The burps formed a long spray of fog that hung in the air for a while as it was winter; some washed up at a running tap in a corner, others wiped their hands on their pants and left, to chauffeur-driven Cielos or the bus stop. We chose a relatively empty table. I could almost witness images of an upmarket restaurant passing through Seema's brain, even as her expression changed from bad to worse. I went off to fetch a plate of curry as she reluctantly agreed to take a couple of bites only.
From the short distance away, I watched a burly man built like a tank settle his plate next to her and proceed to devour his food feverishly. The chicken was scoured to the minimum, lips gnarled in every direction, the bones cracked open and marrow licked clean.
Even hungry hyenas in National Geographic in a drought couldn't be as intense as this guy. To add to her woes, the man was a sadist. He seemed a regular and guessed that the girl (it could be any girl) was in some discomfort. Observing her skirt, he embarked on a loud conversation, with nobody in particular but everybody around, who seemed to be familiar with his presence.
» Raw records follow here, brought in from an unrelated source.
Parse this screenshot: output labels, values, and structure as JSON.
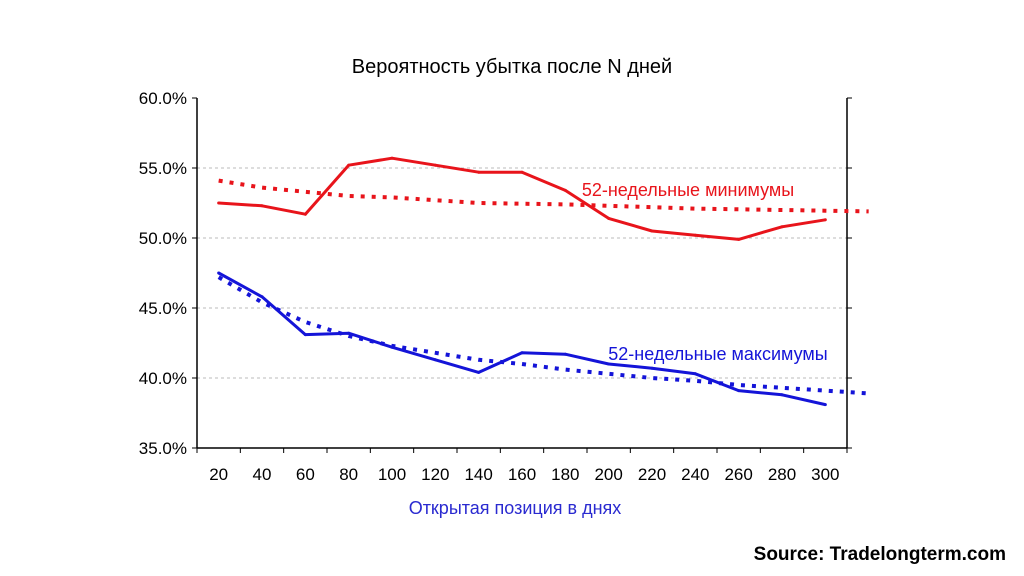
{
  "chart_data": {
    "type": "line",
    "title": "Вероятность убытка после N дней",
    "xlabel": "Открытая позиция в днях",
    "ylabel": "",
    "categories": [
      "20",
      "40",
      "60",
      "80",
      "100",
      "120",
      "140",
      "160",
      "180",
      "200",
      "220",
      "240",
      "260",
      "280",
      "300"
    ],
    "ylim": [
      35,
      60
    ],
    "yticks": [
      "35.0%",
      "40.0%",
      "45.0%",
      "50.0%",
      "55.0%",
      "60.0%"
    ],
    "grid": true,
    "series": [
      {
        "name": "52-недельные минимумы",
        "color": "#e8141b",
        "values": [
          52.5,
          52.3,
          51.7,
          55.2,
          55.7,
          55.2,
          54.7,
          54.7,
          53.4,
          51.4,
          50.5,
          50.2,
          49.9,
          50.8,
          51.3
        ],
        "trend": [
          54.1,
          53.6,
          53.3,
          53.0,
          52.9,
          52.7,
          52.5,
          52.45,
          52.4,
          52.3,
          52.2,
          52.1,
          52.05,
          52.0,
          51.95,
          51.9
        ]
      },
      {
        "name": "52-недельные максимумы",
        "color": "#1414d8",
        "values": [
          47.5,
          45.8,
          43.1,
          43.2,
          42.2,
          41.3,
          40.4,
          41.8,
          41.7,
          41.0,
          40.7,
          40.3,
          39.1,
          38.8,
          38.1
        ],
        "trend": [
          47.2,
          45.4,
          44.0,
          43.0,
          42.3,
          41.8,
          41.3,
          41.0,
          40.6,
          40.3,
          40.0,
          39.8,
          39.5,
          39.3,
          39.1,
          38.9
        ]
      }
    ]
  },
  "source": "Source: Tradelongterm.com"
}
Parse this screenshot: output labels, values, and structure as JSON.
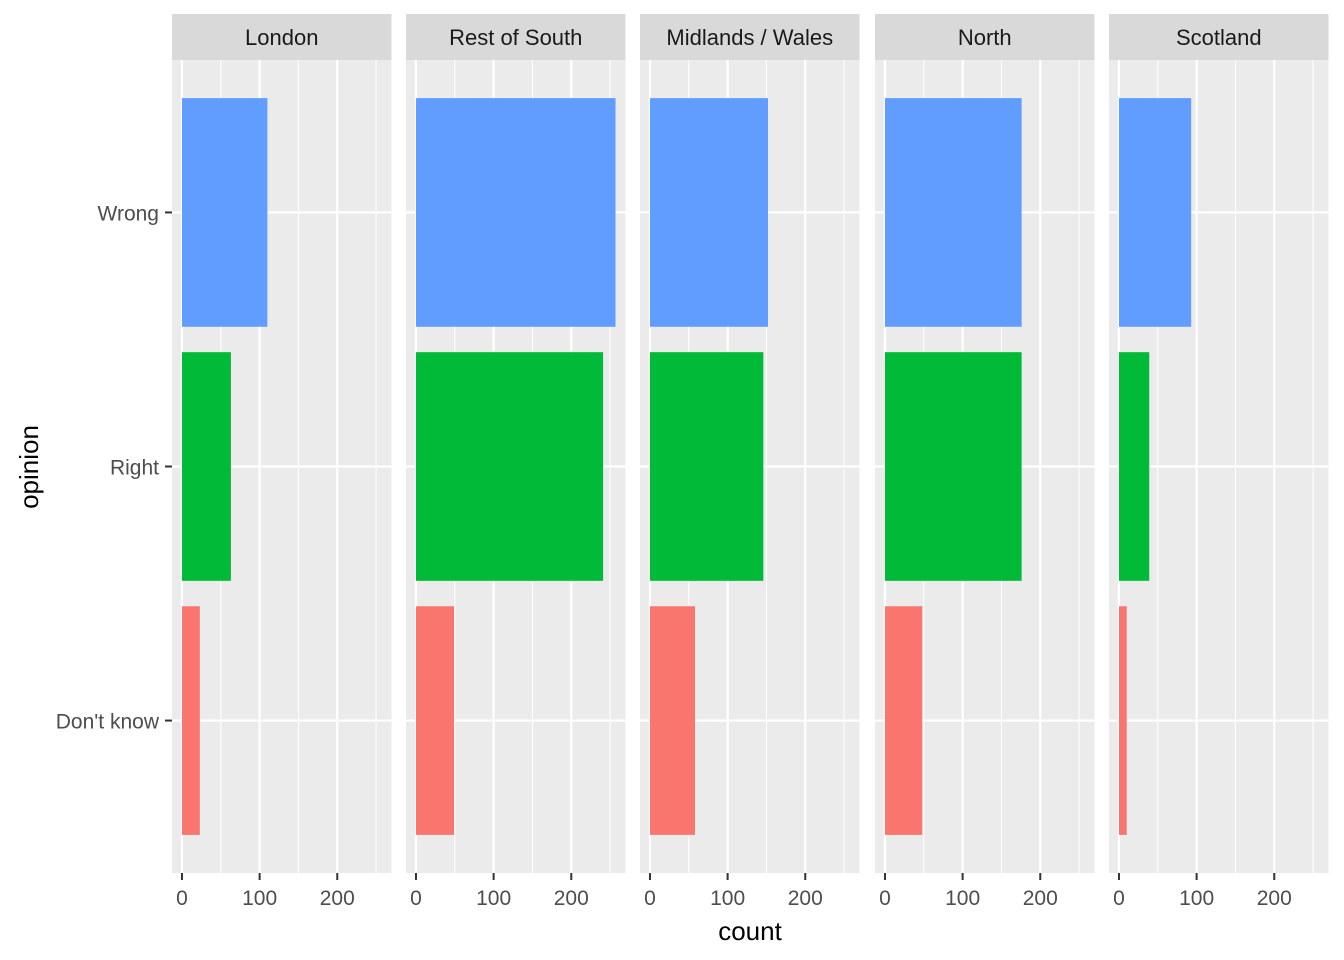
{
  "chart_data": {
    "type": "bar",
    "orientation": "horizontal",
    "facet_by": "region",
    "xlabel": "count",
    "ylabel": "opinion",
    "xlim": [
      -12.85,
      269.85
    ],
    "x_ticks": [
      0,
      100,
      200
    ],
    "x_tick_labels": [
      "0",
      "100",
      "200"
    ],
    "x_minor_ticks": [
      50,
      150,
      250
    ],
    "grid": true,
    "categories": [
      "Don't know",
      "Right",
      "Wrong"
    ],
    "colors": {
      "Don't know": "#F8766D",
      "Right": "#00BA38",
      "Wrong": "#619CFF"
    },
    "panels": [
      {
        "title": "London",
        "values": {
          "Wrong": 110,
          "Right": 63,
          "Don't know": 23
        }
      },
      {
        "title": "Rest of South",
        "values": {
          "Wrong": 257,
          "Right": 241,
          "Don't know": 49
        }
      },
      {
        "title": "Midlands / Wales",
        "values": {
          "Wrong": 152,
          "Right": 146,
          "Don't know": 58
        }
      },
      {
        "title": "North",
        "values": {
          "Wrong": 176,
          "Right": 176,
          "Don't know": 48
        }
      },
      {
        "title": "Scotland",
        "values": {
          "Wrong": 93,
          "Right": 39,
          "Don't know": 10
        }
      }
    ],
    "legend": "none"
  },
  "theme": {
    "panel_background": "#EBEBEB",
    "strip_background": "#D9D9D9",
    "grid_color": "#FFFFFF",
    "tick_color": "#333333"
  }
}
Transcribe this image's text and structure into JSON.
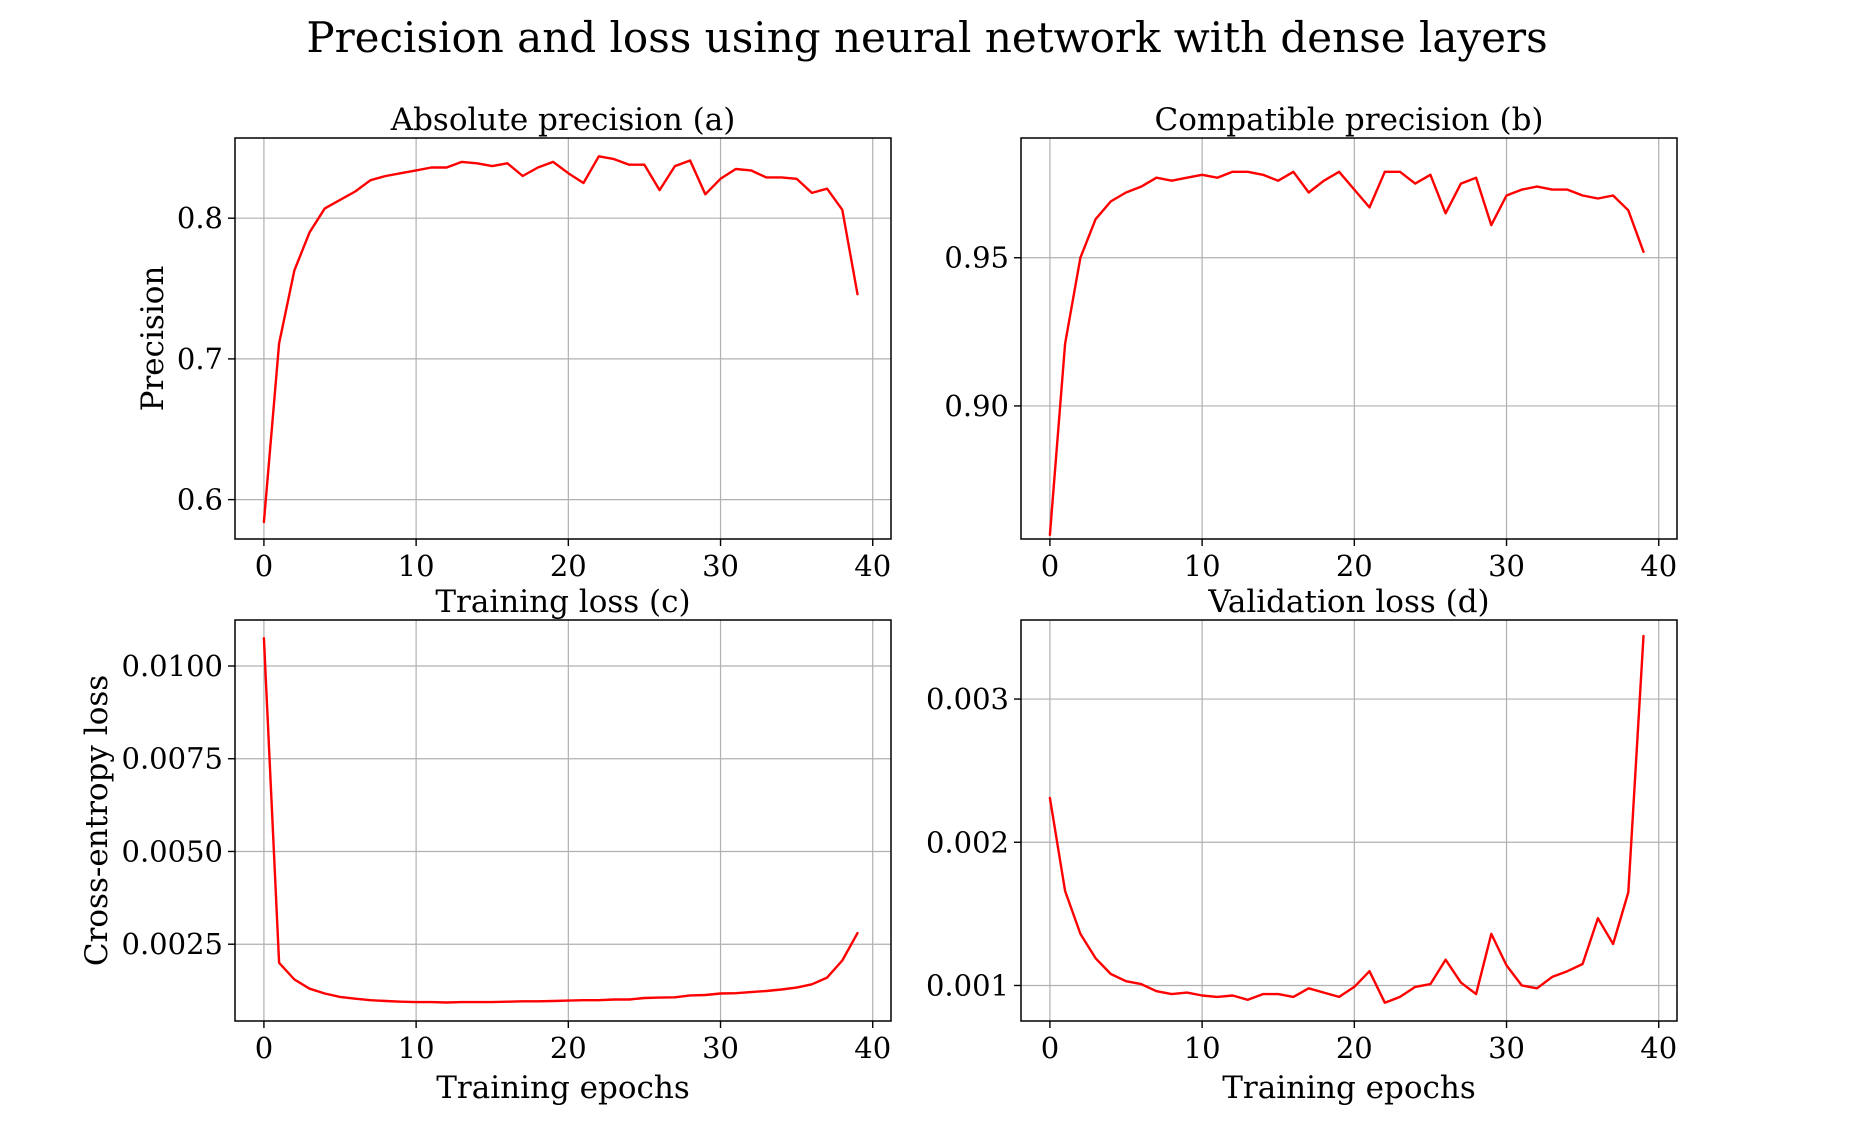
{
  "figure": {
    "title": "Precision and loss using neural network with dense layers",
    "line_color": "#ff0000"
  },
  "chart_data": [
    {
      "id": "a",
      "type": "line",
      "title": "Absolute precision (a)",
      "xlabel": "",
      "ylabel": "Precision",
      "xlim": [
        -1.9,
        41.2
      ],
      "ylim": [
        0.572,
        0.857
      ],
      "xticks": [
        0,
        10,
        20,
        30,
        40
      ],
      "xtick_labels": [
        "0",
        "10",
        "20",
        "30",
        "40"
      ],
      "yticks": [
        0.6,
        0.7,
        0.8
      ],
      "ytick_labels": [
        "0.6",
        "0.7",
        "0.8"
      ],
      "grid": true,
      "x": [
        0,
        1,
        2,
        3,
        4,
        5,
        6,
        7,
        8,
        9,
        10,
        11,
        12,
        13,
        14,
        15,
        16,
        17,
        18,
        19,
        20,
        21,
        22,
        23,
        24,
        25,
        26,
        27,
        28,
        29,
        30,
        31,
        32,
        33,
        34,
        35,
        36,
        37,
        38,
        39
      ],
      "series": [
        {
          "values": [
            0.584,
            0.711,
            0.763,
            0.79,
            0.807,
            0.813,
            0.819,
            0.827,
            0.83,
            0.832,
            0.834,
            0.836,
            0.836,
            0.84,
            0.839,
            0.837,
            0.839,
            0.83,
            0.836,
            0.84,
            0.832,
            0.825,
            0.844,
            0.842,
            0.838,
            0.838,
            0.82,
            0.837,
            0.841,
            0.817,
            0.828,
            0.835,
            0.834,
            0.829,
            0.829,
            0.828,
            0.818,
            0.821,
            0.806,
            0.746
          ]
        }
      ]
    },
    {
      "id": "b",
      "type": "line",
      "title": "Compatible precision (b)",
      "xlabel": "",
      "ylabel": "",
      "xlim": [
        -1.9,
        41.2
      ],
      "ylim": [
        0.8551,
        0.9904
      ],
      "xticks": [
        0,
        10,
        20,
        30,
        40
      ],
      "xtick_labels": [
        "0",
        "10",
        "20",
        "30",
        "40"
      ],
      "yticks": [
        0.9,
        0.95
      ],
      "ytick_labels": [
        "0.90",
        "0.95"
      ],
      "grid": true,
      "x": [
        0,
        1,
        2,
        3,
        4,
        5,
        6,
        7,
        8,
        9,
        10,
        11,
        12,
        13,
        14,
        15,
        16,
        17,
        18,
        19,
        20,
        21,
        22,
        23,
        24,
        25,
        26,
        27,
        28,
        29,
        30,
        31,
        32,
        33,
        34,
        35,
        36,
        37,
        38,
        39
      ],
      "series": [
        {
          "values": [
            0.8565,
            0.921,
            0.95,
            0.963,
            0.969,
            0.972,
            0.974,
            0.977,
            0.976,
            0.977,
            0.978,
            0.977,
            0.979,
            0.979,
            0.978,
            0.976,
            0.979,
            0.972,
            0.976,
            0.979,
            0.973,
            0.967,
            0.979,
            0.979,
            0.975,
            0.978,
            0.965,
            0.975,
            0.977,
            0.961,
            0.971,
            0.973,
            0.974,
            0.973,
            0.973,
            0.971,
            0.97,
            0.971,
            0.966,
            0.952
          ]
        }
      ]
    },
    {
      "id": "c",
      "type": "line",
      "title": "Training loss (c)",
      "xlabel": "Training epochs",
      "ylabel": "Cross-entropy loss",
      "xlim": [
        -1.9,
        41.2
      ],
      "ylim": [
        0.00043,
        0.01124
      ],
      "xticks": [
        0,
        10,
        20,
        30,
        40
      ],
      "xtick_labels": [
        "0",
        "10",
        "20",
        "30",
        "40"
      ],
      "yticks": [
        0.0025,
        0.005,
        0.0075,
        0.01
      ],
      "ytick_labels": [
        "0.0025",
        "0.0050",
        "0.0075",
        "0.0100"
      ],
      "grid": true,
      "x": [
        0,
        1,
        2,
        3,
        4,
        5,
        6,
        7,
        8,
        9,
        10,
        11,
        12,
        13,
        14,
        15,
        16,
        17,
        18,
        19,
        20,
        21,
        22,
        23,
        24,
        25,
        26,
        27,
        28,
        29,
        30,
        31,
        32,
        33,
        34,
        35,
        36,
        37,
        38,
        39
      ],
      "series": [
        {
          "values": [
            0.01075,
            0.002,
            0.00155,
            0.0013,
            0.00117,
            0.00108,
            0.00103,
            0.00099,
            0.00097,
            0.00095,
            0.00094,
            0.00094,
            0.00093,
            0.00094,
            0.00094,
            0.00094,
            0.00095,
            0.00096,
            0.00096,
            0.00097,
            0.00098,
            0.00099,
            0.00099,
            0.00101,
            0.00101,
            0.00105,
            0.00106,
            0.00107,
            0.00112,
            0.00113,
            0.00117,
            0.00118,
            0.00121,
            0.00124,
            0.00128,
            0.00133,
            0.00142,
            0.0016,
            0.00206,
            0.0028
          ]
        }
      ]
    },
    {
      "id": "d",
      "type": "line",
      "title": "Validation loss (d)",
      "xlabel": "Training epochs",
      "ylabel": "",
      "xlim": [
        -1.9,
        41.2
      ],
      "ylim": [
        0.000752,
        0.003552
      ],
      "xticks": [
        0,
        10,
        20,
        30,
        40
      ],
      "xtick_labels": [
        "0",
        "10",
        "20",
        "30",
        "40"
      ],
      "yticks": [
        0.001,
        0.002,
        0.003
      ],
      "ytick_labels": [
        "0.001",
        "0.002",
        "0.003"
      ],
      "grid": true,
      "x": [
        0,
        1,
        2,
        3,
        4,
        5,
        6,
        7,
        8,
        9,
        10,
        11,
        12,
        13,
        14,
        15,
        16,
        17,
        18,
        19,
        20,
        21,
        22,
        23,
        24,
        25,
        26,
        27,
        28,
        29,
        30,
        31,
        32,
        33,
        34,
        35,
        36,
        37,
        38,
        39
      ],
      "series": [
        {
          "values": [
            0.00231,
            0.00166,
            0.00136,
            0.00119,
            0.00108,
            0.00103,
            0.00101,
            0.00096,
            0.00094,
            0.00095,
            0.00093,
            0.00092,
            0.00093,
            0.0009,
            0.00094,
            0.00094,
            0.00092,
            0.00098,
            0.00095,
            0.00092,
            0.00099,
            0.0011,
            0.00088,
            0.00092,
            0.00099,
            0.00101,
            0.00118,
            0.00102,
            0.00094,
            0.00136,
            0.00114,
            0.001,
            0.00098,
            0.00106,
            0.0011,
            0.00115,
            0.00147,
            0.00129,
            0.00165,
            0.00344
          ]
        }
      ]
    }
  ]
}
Laden with Hindi expletives that sound much more obscene than their English counterparts, he talked of a fight a couple of days back that engulfed the dhaba. It started from the serving area when someone from one group spilled on someone from another group.
Both the groups threw their curry at each other, scalding skins. "One person lost his eye," he said. Then the hangers-on and onlookers tried to intervene, which led to both the groups pouncing on everyone, using their fists, plates and car accessories as all the curry was splattered. The man pointed at the ground that still carried stains of the previous day - blood and curry. When I carried back the chicken, Seema told me she was about to faint before she almost did, clutching my arm, spilling curry on the ground and my pullover.
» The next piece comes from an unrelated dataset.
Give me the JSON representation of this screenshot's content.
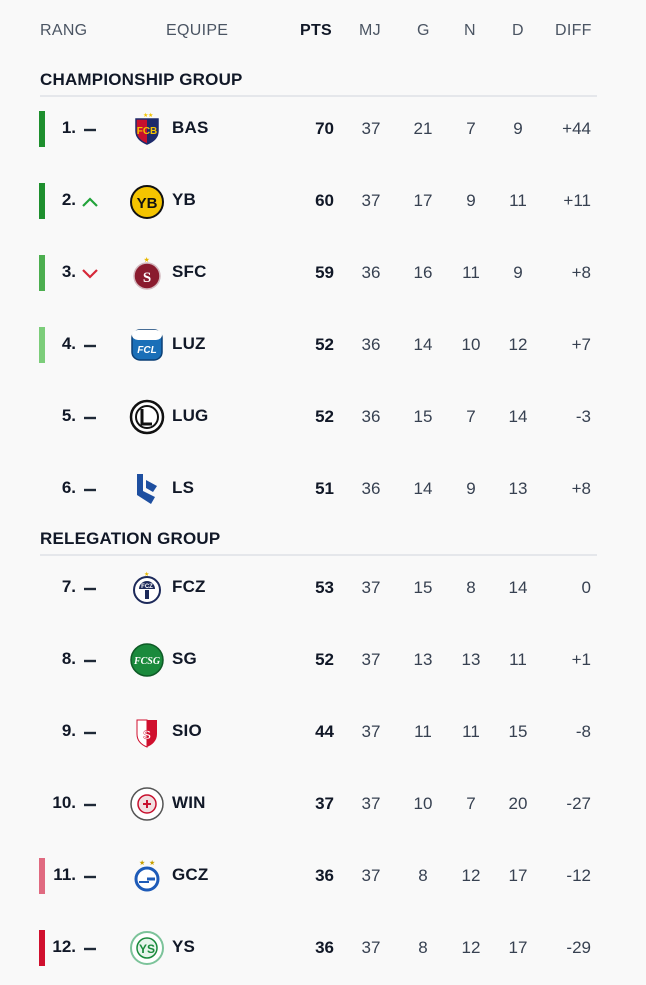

"Water, water!" I looked around, hoping for a few sips. Somebody brought a bucket of water and threatened to pour it on her, just as I pushed it away. It was cold. Seema's eyes opened wide for an instant, emanating one final cry of desperation before she seemed to pass out for good. I held her while a crowd gathered, forming a circle around us, some holding pieces of tandoori chicken, as if they were watching a film shoot in progress.
"Make her smell a shoe, a shoe," one of the laborer women insisted. A man in rags and equally dirty shoes threatened to take them off. "She will be fine," I stopped him. "Let's get out of here," she murmured. I was relieved that she spoke and tried to calm her by offering Wall's choc-in-a-box ice cream that someone handed me as I carried her to the car, like an injured player being taken off the soccer field. Inside, she brightened, to launch into a blistering tirade at my hopeless judgment of hanging around town.
She swore that she would never visit a dhaba again. I have never again been to a dhaba on a date, but rest assured I slip in time, however busy I might be, to grab hot and spicy chicken with rotis on a worn-out newspaper rag. It's divine.